Dal 21 dicembre 2025 al 2 giugno 2026 Palazzo Bisaccioni di Jesi e Palazzo del Duca di Senigallia ospitano Flat time is the right time, un grande progetto espositivo dedicato alla fotografia d’autore tratto dalla vasta collezione di Pier Luigi Gibelli. La rassegna, promossa dalla Fondazione Cassa di Risparmio di Jesi e dal Comune di Senigallia, offre un’occasione rara per osservare oltre cento immagini selezionate da Roberto Maggiori e Luca Panaro, mettendo a fuoco il legame tra fotografia, corpo, spazio e natura morta.

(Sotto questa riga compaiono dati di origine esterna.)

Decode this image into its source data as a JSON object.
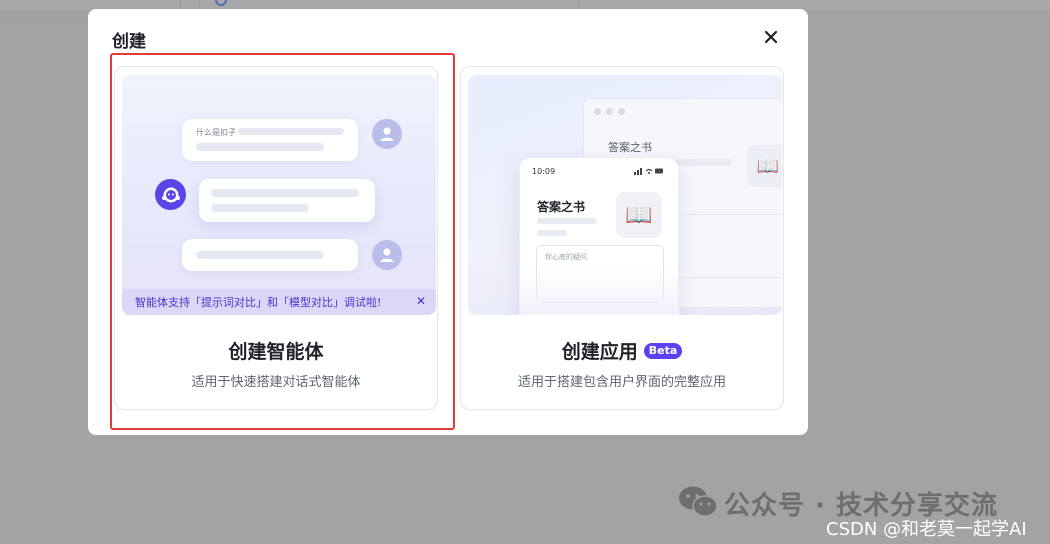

Articolata in due sedi, la mostra costruisce un percorso che riflette tanto sull’evoluzione del linguaggio fotografico quanto sul modo in cui un collezionista interpreta e restituisce la storia di un medium in continuo mutamento. A Jesi, nella sezione dedicata ai corpi, il visitatore entra in un dialogo serrato tra identità, rappresentazione e presenza fisica. A Senigallia, invece, l’attenzione si sposta su luoghi, superfici, oggetti e still life, rivelando come la fotografia sappia trasformare l’ordinario in visione.

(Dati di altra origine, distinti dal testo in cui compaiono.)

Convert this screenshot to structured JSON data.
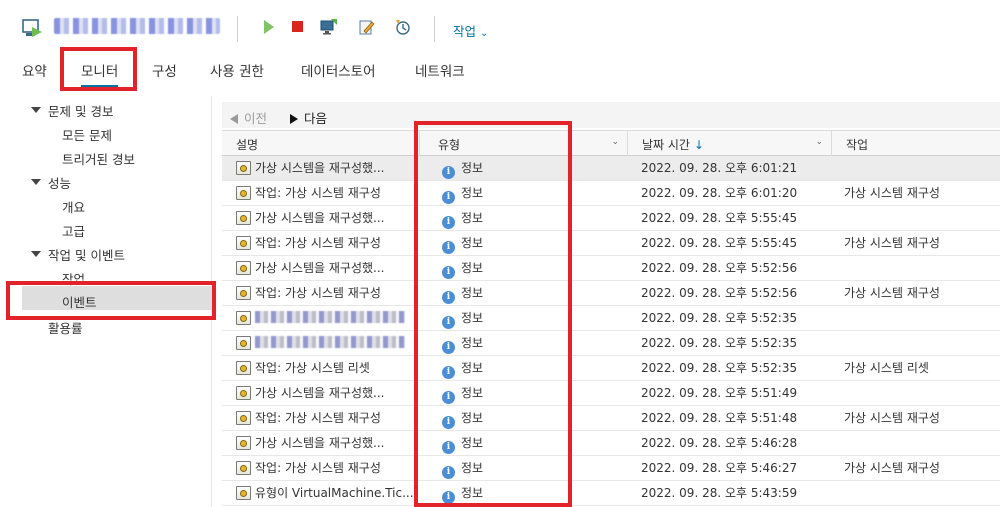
{
  "header": {
    "vm_name": "■■■■■■■■",
    "actions_label": "작업"
  },
  "tabs": [
    {
      "label": "요약"
    },
    {
      "label": "모니터"
    },
    {
      "label": "구성"
    },
    {
      "label": "사용 권한"
    },
    {
      "label": "데이터스토어"
    },
    {
      "label": "네트워크"
    }
  ],
  "active_tab": "모니터",
  "sidebar": {
    "sections": [
      {
        "label": "문제 및 경보",
        "items": [
          "모든 문제",
          "트리거된 경보"
        ]
      },
      {
        "label": "성능",
        "items": [
          "개요",
          "고급"
        ]
      },
      {
        "label": "작업 및 이벤트",
        "items": [
          "작업",
          "이벤트"
        ]
      }
    ],
    "utilization": "활용률",
    "selected": "이벤트"
  },
  "nav": {
    "prev": "이전",
    "next": "다음"
  },
  "grid": {
    "columns": [
      "설명",
      "유형",
      "날짜 시간",
      "작업"
    ],
    "sort_column": "날짜 시간",
    "sort_direction": "desc",
    "rows": [
      {
        "desc": "가상 시스템을 재구성했...",
        "type": "정보",
        "date": "2022. 09. 28. 오후 6:01:21",
        "task": ""
      },
      {
        "desc": "작업: 가상 시스템 재구성",
        "type": "정보",
        "date": "2022. 09. 28. 오후 6:01:20",
        "task": "가상 시스템 재구성"
      },
      {
        "desc": "가상 시스템을 재구성했...",
        "type": "정보",
        "date": "2022. 09. 28. 오후 5:55:45",
        "task": ""
      },
      {
        "desc": "작업: 가상 시스템 재구성",
        "type": "정보",
        "date": "2022. 09. 28. 오후 5:55:45",
        "task": "가상 시스템 재구성"
      },
      {
        "desc": "가상 시스템을 재구성했...",
        "type": "정보",
        "date": "2022. 09. 28. 오후 5:52:56",
        "task": ""
      },
      {
        "desc": "작업: 가상 시스템 재구성",
        "type": "정보",
        "date": "2022. 09. 28. 오후 5:52:56",
        "task": "가상 시스템 재구성"
      },
      {
        "desc": "",
        "type": "정보",
        "date": "2022. 09. 28. 오후 5:52:35",
        "task": ""
      },
      {
        "desc": "",
        "type": "정보",
        "date": "2022. 09. 28. 오후 5:52:35",
        "task": ""
      },
      {
        "desc": "작업: 가상 시스템 리셋",
        "type": "정보",
        "date": "2022. 09. 28. 오후 5:52:35",
        "task": "가상 시스템 리셋"
      },
      {
        "desc": "가상 시스템을 재구성했...",
        "type": "정보",
        "date": "2022. 09. 28. 오후 5:51:49",
        "task": ""
      },
      {
        "desc": "작업: 가상 시스템 재구성",
        "type": "정보",
        "date": "2022. 09. 28. 오후 5:51:48",
        "task": "가상 시스템 재구성"
      },
      {
        "desc": "가상 시스템을 재구성했...",
        "type": "정보",
        "date": "2022. 09. 28. 오후 5:46:28",
        "task": ""
      },
      {
        "desc": "작업: 가상 시스템 재구성",
        "type": "정보",
        "date": "2022. 09. 28. 오후 5:46:27",
        "task": "가상 시스템 재구성"
      },
      {
        "desc": "유형이 VirtualMachine.Tic...",
        "type": "정보",
        "date": "2022. 09. 28. 오후 5:43:59",
        "task": ""
      }
    ]
  },
  "colors": {
    "accent": "#0072a3",
    "highlight_box": "#e2232a",
    "info": "#4a8fd6"
  }
}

Il progetto nasce dalla sensibilità di Pier Luigi Gibelli, chirurgo plastico-estetico che dagli anni Novanta ha costruito una collezione eterogenea ma coerente, guidata da un istinto visivo che accomuna pratica professionale e passione artistica. Scorrendo le opere, emerge una predilezione per la costruzione dell’immagine: inquadrature ravvicinate, prospettive inedite, colori che evocano non tanto la realtà quanto la sua percezione mediatica.
Molti autori – da Ghirri a Crewdson, da Araki a Barbara Probst, da Giacomelli a Doisneau – mettono in scena una fotografia che non si limita più a documentare un luogo: ogni immagine diventa un’azione, un gesto concepito dall’artista per interrogare la nostra relazione con il visibile. In altre opere, la ricerca si spinge oltre l’apparente linearità della storia della fotografia, rivelando traiettorie solitarie e rivoluzioni silenziose che hanno inciso sulle pratiche contemporanee.
Con 67 autori internazionali e più di cento scatti emblematici, Flat time is the right time diventa così un atlante della visione, capace di raccontare come la fotografia continui a ridefinire i confini tra realtà e rappresentazione.
Ad accompagnare la mostra, il volume Flat time is the right time. Corpi, luoghi e nature morte dalla collezione Pier Luigi Gibelli, curato da Maggiori e Panaro con testi di Mauro Carbone, Antonello Frongia, Roberto Maggiori e Luca Panaro, pubblicato da Quinlan con progettazione grafica di Emiliano Biondelli.